SUNDAY’ bloodbath in Gaza was an act of communal insanity. For Palestinian to turn on Palestinian with guns, rocket launchers and grenades was total and utter madness. The only comfort that can be drawn from this appalling confrontation, which left nine dead and dozens injured, is that politicians from both sides recoiled in horror and steps were immediately taken to try and defuse the situation. The only beneficiaries from this tragedy were Israel and Washington, both eager to characterize the Palestinians as unstable, aggressive and incapable of statehood.
The anger and bitterness caused by this clash are sure to simmer. The greatest care must now be exercised to avoid further flash points. Political and community leaders have to use all of their influence to calm tempers and fears.

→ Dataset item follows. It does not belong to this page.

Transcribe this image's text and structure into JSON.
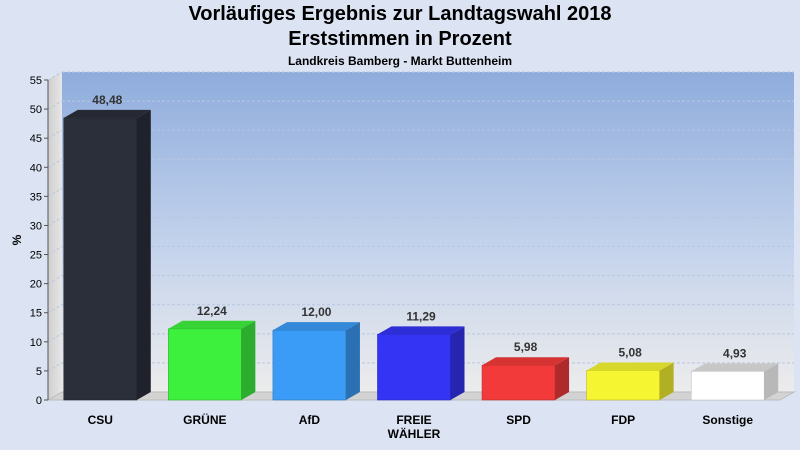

The plain fact is that the Palestinians, already regularly brutalized by Israeli occupation forces, have, since the democratic election of the Hamas government in January, also been pauperized by the Washington-led economic and aid boycott and the Israeli refusal to release funds belonging and owed to the Palestinian Authority. The Hamas administration has had no money to pay civil servants, including police and security forces. Decent hardworking Palestinians, already cut off from earning a living in Israel have been reduced to a subsistence economy. In such fraught circumstances, families and friends have only been able to support each other on a trickle of foreign funds and the last of their savings. Even the Hamas welfare schemes, which were a potent foundation of its electoral success, have been hit hard by the freezing of its overseas funds, on the grounds that they were being used to fund terrorism.

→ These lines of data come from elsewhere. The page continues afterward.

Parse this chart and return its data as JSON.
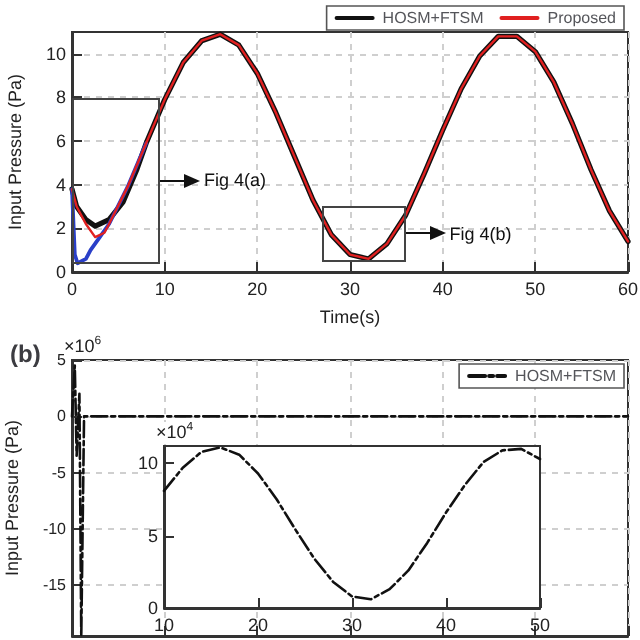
{
  "chart_data": [
    {
      "type": "line",
      "xlabel": "Time(s)",
      "ylabel": "Input Pressure (Pa)",
      "xlim": [
        0,
        60
      ],
      "ylim": [
        0,
        11
      ],
      "xticks": [
        0,
        10,
        20,
        30,
        40,
        50,
        60
      ],
      "yticks": [
        0,
        2,
        4,
        6,
        8,
        10
      ],
      "grid": true,
      "legend": "top right",
      "marker": "none",
      "line_style": "solid",
      "annotations": [
        "Fig 4(a)",
        "Fig 4(b)"
      ],
      "series": [
        {
          "name": "HOSM+FTSM",
          "color": "#111111",
          "x": [
            0,
            0.5,
            1.5,
            2.5,
            4,
            5.5,
            7,
            8,
            10,
            12,
            14,
            16,
            18,
            20,
            22,
            24,
            26,
            28,
            30,
            32,
            34,
            36,
            38,
            40,
            42,
            44,
            46,
            48,
            50,
            52,
            54,
            56,
            58,
            60
          ],
          "values": [
            3.8,
            3.0,
            2.4,
            2.1,
            2.4,
            3.2,
            4.7,
            5.9,
            7.9,
            9.6,
            10.6,
            10.9,
            10.4,
            9.1,
            7.3,
            5.3,
            3.3,
            1.7,
            0.8,
            0.6,
            1.3,
            2.6,
            4.5,
            6.5,
            8.4,
            9.9,
            10.8,
            10.8,
            10.1,
            8.7,
            6.8,
            4.7,
            2.8,
            1.4
          ]
        },
        {
          "color": "#2a3fc8",
          "x": [
            0,
            0.3,
            0.6,
            1.5,
            2,
            3,
            4,
            6,
            8
          ],
          "values": [
            3.8,
            0.8,
            0.4,
            0.6,
            1.0,
            1.6,
            2.2,
            3.9,
            5.9
          ]
        },
        {
          "name": "Proposed",
          "color": "#e02020",
          "x": [
            0,
            0.5,
            1.5,
            2.5,
            3.5,
            4,
            6,
            8,
            10,
            12,
            14,
            16,
            18,
            20,
            22,
            24,
            26,
            28,
            30,
            32,
            34,
            36,
            38,
            40,
            42,
            44,
            46,
            48,
            50,
            52,
            54,
            56,
            58,
            60
          ],
          "values": [
            3.8,
            3.0,
            2.2,
            1.6,
            1.8,
            2.2,
            3.9,
            5.9,
            7.9,
            9.6,
            10.6,
            10.9,
            10.4,
            9.1,
            7.3,
            5.3,
            3.3,
            1.7,
            0.8,
            0.6,
            1.3,
            2.6,
            4.5,
            6.5,
            8.4,
            9.9,
            10.8,
            10.8,
            10.1,
            8.7,
            6.8,
            4.7,
            2.8,
            1.4
          ]
        }
      ]
    },
    {
      "type": "line",
      "title": "(b)",
      "ylabel": "Input Pressure (Pa)",
      "xlim": [
        0,
        60
      ],
      "ylim": [
        -19.5,
        5
      ],
      "xticks": [
        0,
        10,
        20,
        30,
        40,
        50,
        60
      ],
      "yticks": [
        -15,
        -10,
        -5,
        0,
        5
      ],
      "grid": true,
      "legend": "top right",
      "marker": "none",
      "line_style": "dashed",
      "tick_labels": "y",
      "annotations": [
        "×10$^{6}$"
      ],
      "series": [
        {
          "name": "HOSM+FTSM",
          "color": "#111111",
          "x": [
            0,
            0.3,
            0.5,
            0.8,
            1.0,
            1.3,
            60
          ],
          "values": [
            0,
            4.5,
            -3.5,
            2,
            -19.5,
            0,
            0
          ]
        }
      ]
    },
    {
      "type": "line",
      "xlim": [
        10,
        50
      ],
      "ylim": [
        0,
        11.2
      ],
      "xticks": [
        10,
        20,
        30,
        40,
        50
      ],
      "yticks": [
        0,
        5,
        10
      ],
      "grid": false,
      "marker": "none",
      "line_style": "dashed",
      "annotations": [
        "×10$^{4}$"
      ],
      "series": [
        {
          "color": "#111111",
          "x": [
            10,
            12,
            14,
            16,
            18,
            20,
            22,
            24,
            26,
            28,
            30,
            32,
            34,
            36,
            38,
            40,
            42,
            44,
            46,
            48,
            50
          ],
          "values": [
            8.1,
            9.7,
            10.8,
            11.1,
            10.6,
            9.3,
            7.5,
            5.4,
            3.4,
            1.8,
            0.8,
            0.6,
            1.3,
            2.6,
            4.5,
            6.6,
            8.5,
            10.1,
            10.9,
            11.0,
            10.3
          ]
        }
      ]
    }
  ]
}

So the grievances that caused unpaid policemen and civil servants, many of them Fatah supporters, to take to the streets and set up barricades were real enough. President Abbas ordered the security forces to stay clear of the demonstrations. He probably calculated that once the protesters had made their point they would break up peacefully. Unfortunately, Hamas militias, called out by the government to keep order, apparently saw the demonstrations as a serious breach of civil order and fired on the crowds. It may never be clear who or what triggered the violence, but there has to be a strong suspicion that there were agent provocateurs somewhere in the crowds. It only needed one or two shots to be fired for nervous and frightened militiamen to respond and initiate the terrible spiral of violence that followed.
This tragic and shameful episode will hopefully have brought everyone to their senses. If bloody divisions continue, the Palestinian cause will be grievously damaged and the only victors will be its enemies. And there is an important wider lesson to be learned: It must also be hoped that the international community, particularly the Europeans will now rightly feel ashamed that they have helped inflict such economic beggary upon the Palestinians and will act now to restore a proper flow of funds to the elected government.